故鄉回望—張良

   

三十多年未歸,終於在今年的秋日,我背起行囊,踏上了回鄉的路。飛機在哈爾濱降落,空氣裡混雜著濕冷與泥土的氣息,這是我記憶中熟悉的東北味道。轉乘高鐵,窗外的玉米地與林帶像一幅幅展開的畫卷,提醒我,那片叫「友誼農場」的黑土地,正靜靜等待我的歸來。到雙鴨山時,大哥早已守在站口,開著車迎接我。我們一路向農場駛去,車窗外風景一如往昔,卻也處處不同。

故鄉的樣子,像是被時光切成了兩半。低矮的平房還在,但窗戶早已塵封,炊煙不再。那些院落後面,忽然拔地而起的是新建的居民小區,大樓裡都有暖氣。相比之下,過去住在平房時,取暖曾是東北農村最重要的事情。每到入冬,父親要去買上一車煤,我們兄弟幾個一同去卸車,再把煤用籃子一筐筐抬進院子裡的煤倉。屋子裡靠的就是火炕,既要做飯,也要取暖。如今那些忙碌的場景早已不再,取而代之的,是電梯樓裡隨手一拧就熱的暖氣。
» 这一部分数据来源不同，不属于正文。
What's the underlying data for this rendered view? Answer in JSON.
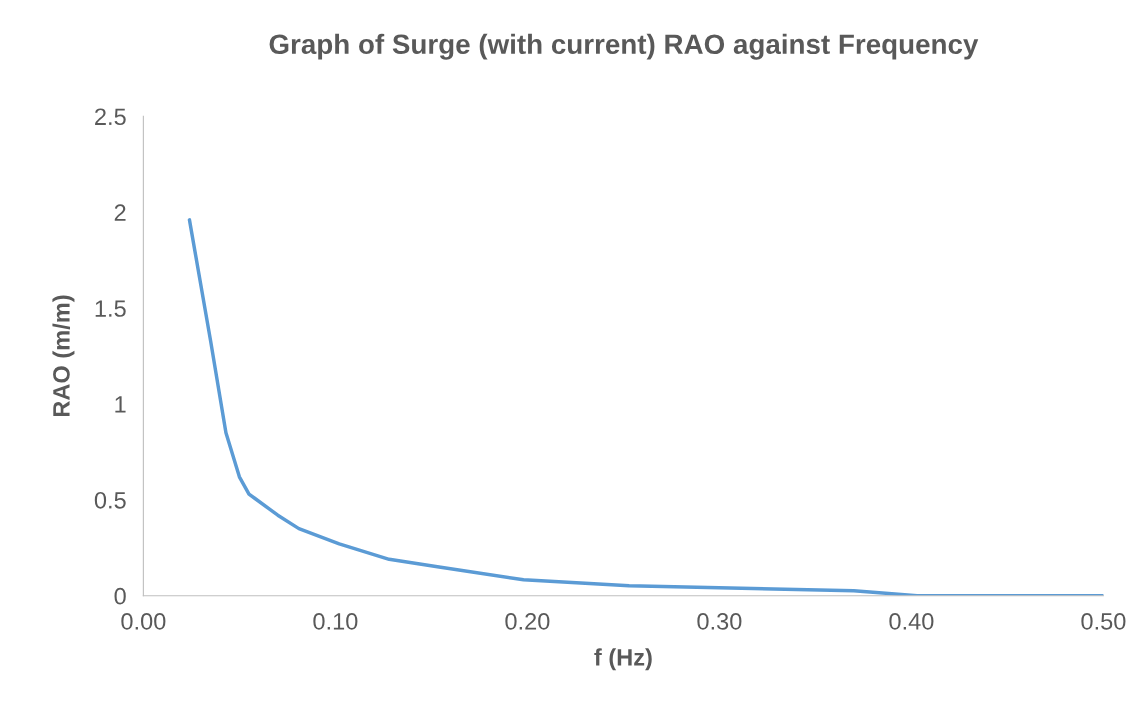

父母依舊住在老屋裡,身子骨不如往昔,步子也慢了許多,卻仍執意在前後院翻地種菜,種幾垄黃瓜、豆角。母親笑著說:「雖然樓裡方便,可這院子才像家。」父親愛打聽,天天問我:「美國是不是到處槍擊?是不是颶風不斷?」我無言,只能點頭或搖頭。新聞裡的世界,總是放大了遠方的動盪。相比之下,這片土地安靜得像一口深井,日子在白酒的辛辣與鄰里的寒暄中流淌。兒時的同學聽說我回來,一個個輪番設宴。熱情未改,仿佛時光倒流。我們推杯換盞,他們依然豪爽:五十幾歲的年紀,一桌酒席要先幾兩白酒,再數瓶啤酒壓陣。我這些年在外早已不復當年的酒量,總是提前敗下陣來,他們卻哈哈大笑,拉著我的手說:「回來就行!」

有一晚,酒過三巡,我的一位老同學拍著胸口說起往事:小時候我們冬天滑冰,他摔進冰窟窿,我拽著他衣領死命拖,最後兩個人都凍得渾身發抖,卻還笑著跑回家。他說:「兄弟,你在外漂泊,我們一直惦記著你呢!」那一刻,眼角不由濕潤。

回國的日子裡,我感受到兩種時間的力量:一種是外界奔流不息的時代之河,樓房、手機、網路、物價,將故鄉推向了另一個節奏;另一種是靜止的時光,父母的菜園,同學的笑聲,依然停留在我記憶裡的原點。

回到美國,夜深人靜時,我常想起友誼農場的泥土氣息。異鄉的生活雖寬廣,但心裡總有一根無形的繩,系在黑龍江的原野上。它提醒我:無論走多遠,歸去的路,永遠在那裡。